What you're talking about is an extreme and not at all what the poster is implying in scenario #2
The independent wife does what she does out of concern for her husband because he works hard and she feels bad burdening him. That in itself is care and love. If someone misinterprets a woman stretching herself soooo thin as nonchalance and indifference...he's not a very smart or perceptive man to begin with.
What you're talking about is an extreme and not at all what the poster is implying in scenario #2
The independent wife does what she does out of concern for her husband because he works hard and she feels bad burdening him. That in itself is care and love. If someone misinterprets a woman stretching herself soooo thin as nonchalance and indifference...he's not a very smart or perceptive man to begin with.
I know. I wasn't going off of just this one example but a general case of independent vs clingy based on what i had seen in my life. I have seen way too many people use the independent thing to push away their spouse without even knowing what they were doing until it was too late.

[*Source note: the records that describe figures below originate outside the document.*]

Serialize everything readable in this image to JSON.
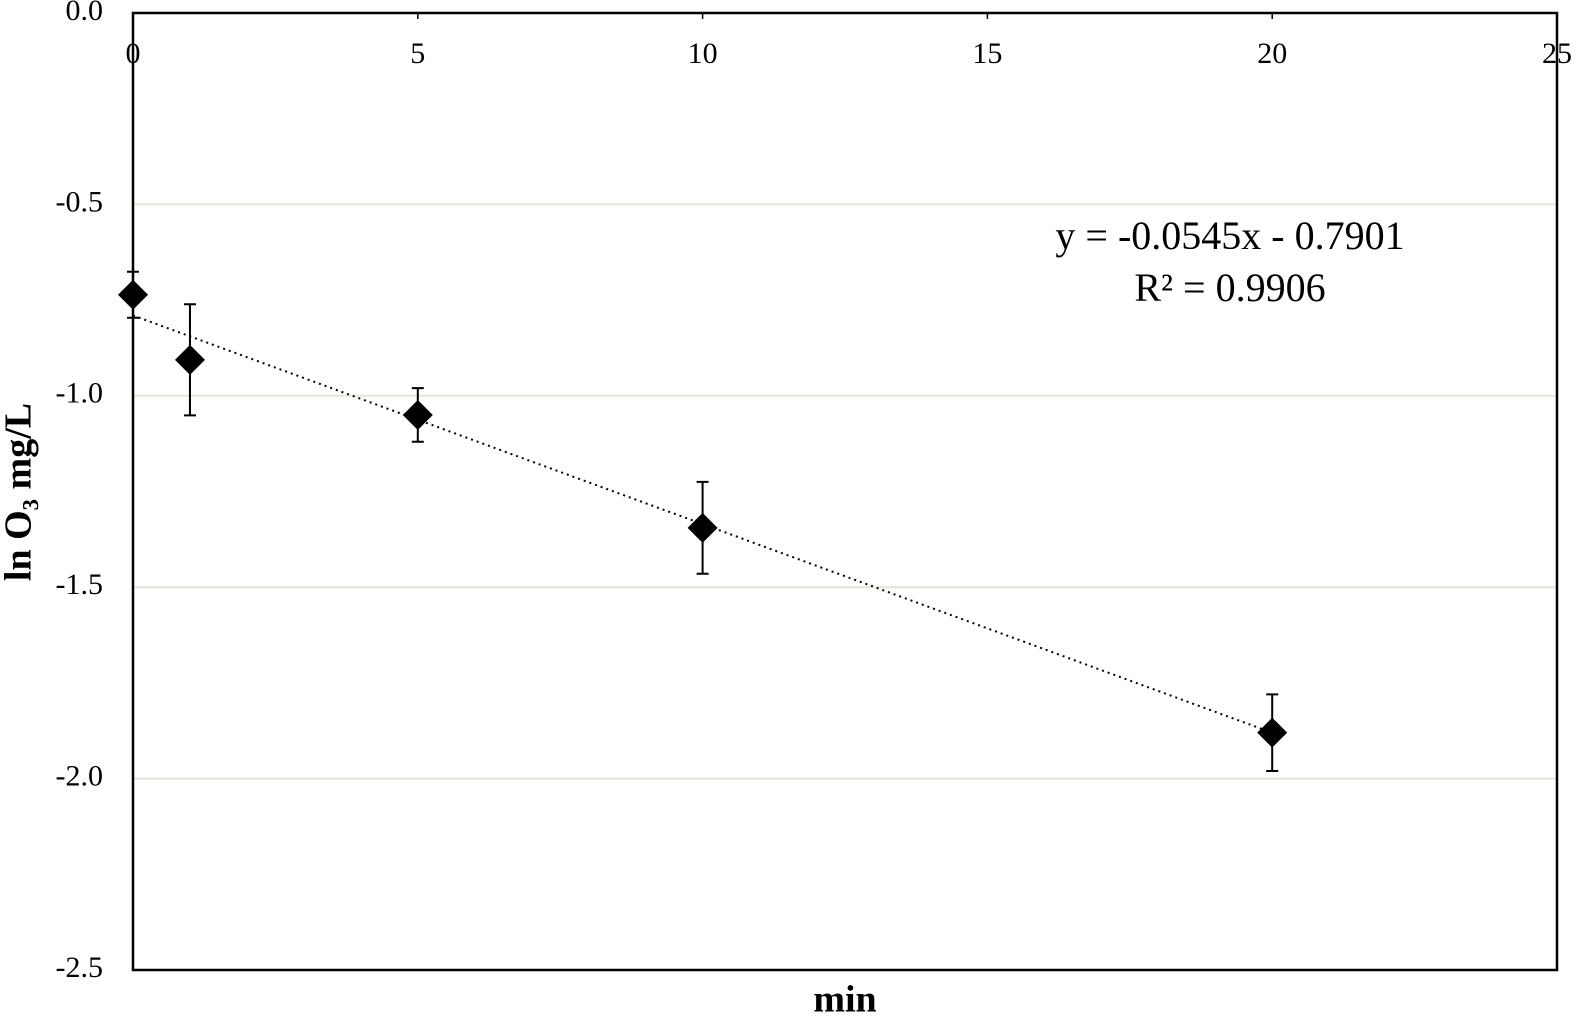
{
  "chart_data": {
    "type": "scatter",
    "x_label": "min",
    "y_label": "ln O₃ mg/L",
    "xlim": [
      0,
      25
    ],
    "xticks": [
      0,
      5,
      10,
      15,
      20,
      25
    ],
    "ylim": [
      -2.5,
      0
    ],
    "yticks": [
      {
        "value": 0,
        "label": "0.0"
      },
      -0.5,
      {
        "value": -1,
        "label": "-1.0"
      },
      -1.5,
      {
        "value": -2,
        "label": "-2.0"
      },
      -2.5
    ],
    "grid": true,
    "series": [
      {
        "color": "#000000",
        "x": [
          0,
          1,
          5,
          10,
          20
        ],
        "values": [
          -0.736,
          -0.906,
          -1.05,
          -1.345,
          -1.88
        ],
        "errors": [
          0.06,
          0.145,
          0.07,
          0.12,
          0.1
        ]
      }
    ],
    "trendline": {
      "slope": -0.0545,
      "intercept": -0.7901,
      "equation": "y = -0.0545x - 0.7901",
      "r2_label": "R² = 0.9906"
    }
  }
}
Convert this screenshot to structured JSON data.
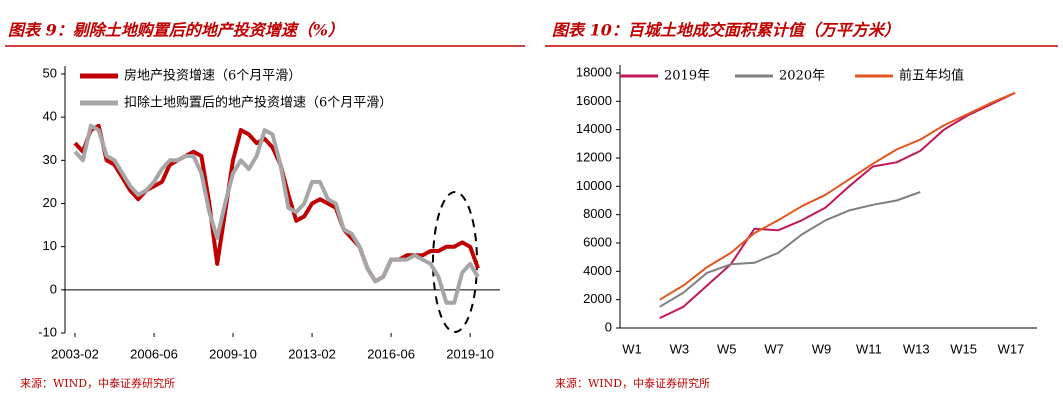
{
  "chart_data": [
    {
      "type": "line",
      "title": "图表 9：剔除土地购置后的地产投资增速（%）",
      "source": "来源：WIND，中泰证券研究所",
      "x": [
        "2003-02",
        "2003-06",
        "2003-10",
        "2004-02",
        "2004-06",
        "2004-10",
        "2005-02",
        "2005-06",
        "2005-10",
        "2006-02",
        "2006-06",
        "2006-10",
        "2007-02",
        "2007-06",
        "2007-10",
        "2008-02",
        "2008-06",
        "2008-10",
        "2009-02",
        "2009-06",
        "2009-10",
        "2010-02",
        "2010-06",
        "2010-10",
        "2011-02",
        "2011-06",
        "2011-10",
        "2012-02",
        "2012-06",
        "2012-10",
        "2013-02",
        "2013-06",
        "2013-10",
        "2014-02",
        "2014-06",
        "2014-10",
        "2015-02",
        "2015-06",
        "2015-10",
        "2016-02",
        "2016-06",
        "2016-10",
        "2017-02",
        "2017-06",
        "2017-10",
        "2018-02",
        "2018-06",
        "2018-10",
        "2019-02",
        "2019-06",
        "2019-10",
        "2020-02"
      ],
      "xticks": [
        "2003-02",
        "2006-06",
        "2009-10",
        "2013-02",
        "2016-06",
        "2019-10"
      ],
      "ylim": [
        -10,
        50
      ],
      "yticks": [
        -10,
        0,
        10,
        20,
        30,
        40,
        50
      ],
      "series": [
        {
          "name": "房地产投资增速（6个月平滑）",
          "color": "#c00000",
          "values": [
            34,
            32,
            37,
            38,
            30,
            29,
            26,
            23,
            21,
            23,
            24,
            25,
            29,
            30,
            31,
            32,
            31,
            20,
            6,
            18,
            30,
            37,
            36,
            34,
            35,
            33,
            29,
            22,
            16,
            17,
            20,
            21,
            20,
            19,
            14,
            12,
            10,
            5,
            2,
            3,
            7,
            7,
            8,
            8,
            8,
            9,
            9,
            10,
            10,
            11,
            10,
            5
          ]
        },
        {
          "name": "扣除土地购置后的地产投资增速（6个月平滑）",
          "color": "#a6a6a6",
          "values": [
            32,
            30,
            38,
            37,
            31,
            30,
            27,
            24,
            22,
            23,
            25,
            28,
            30,
            30,
            31,
            31,
            27,
            18,
            12,
            20,
            27,
            30,
            28,
            31,
            37,
            36,
            29,
            19,
            18,
            20,
            25,
            25,
            21,
            20,
            14,
            13,
            10,
            5,
            2,
            3,
            7,
            7,
            7,
            8,
            7,
            6,
            3,
            -3,
            -3,
            4,
            6,
            3
          ]
        }
      ]
    },
    {
      "type": "line",
      "title": "图表 10：百城土地成交面积累计值（万平方米）",
      "source": "来源：WIND，中泰证券研究所",
      "categories": [
        "W1",
        null,
        "W3",
        null,
        "W5",
        null,
        "W7",
        null,
        "W9",
        null,
        "W11",
        null,
        "W13",
        null,
        "W15",
        null,
        "W17"
      ],
      "ylim": [
        0,
        18000
      ],
      "yticks": [
        0,
        2000,
        4000,
        6000,
        8000,
        10000,
        12000,
        14000,
        16000,
        18000
      ],
      "series": [
        {
          "name": "2019年",
          "color": "#c0185a",
          "values": [
            null,
            700,
            1500,
            3000,
            4500,
            7000,
            6900,
            7600,
            8500,
            10000,
            11400,
            11700,
            12500,
            14000,
            15000,
            15800,
            16600
          ]
        },
        {
          "name": "2020年",
          "color": "#7f7f7f",
          "values": [
            null,
            1500,
            2500,
            3900,
            4500,
            4600,
            5300,
            6600,
            7600,
            8300,
            8700,
            9000,
            9600,
            null,
            null,
            null,
            null
          ]
        },
        {
          "name": "前五年均值",
          "color": "#e0561c",
          "values": [
            null,
            2000,
            3000,
            4300,
            5300,
            6700,
            7600,
            8600,
            9400,
            10500,
            11600,
            12600,
            13300,
            14300,
            15100,
            15900,
            16600
          ]
        }
      ]
    }
  ]
}
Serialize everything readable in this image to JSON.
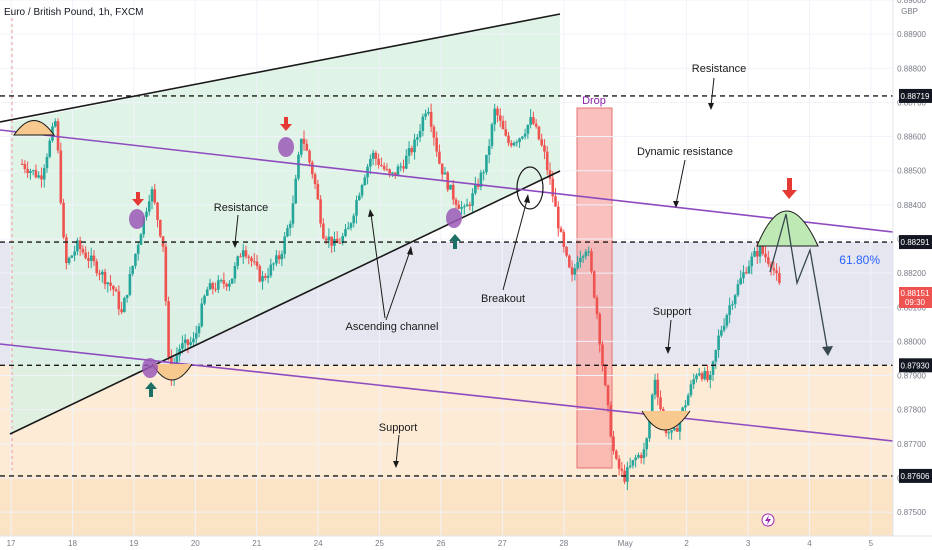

It depends on husbands. Some husbands will take wives for granted no matter how much efforts she puts in all day while there are men who will keep catering to nakhray even if she doesn't lift her finger all day.
You didnt read my post properly. I said im not going off of the above e,example but the general ideas. Independence is good until it is too much. There is a balance between being too independent and too clingy. A little dependence is important for a marriage just as a little independence is.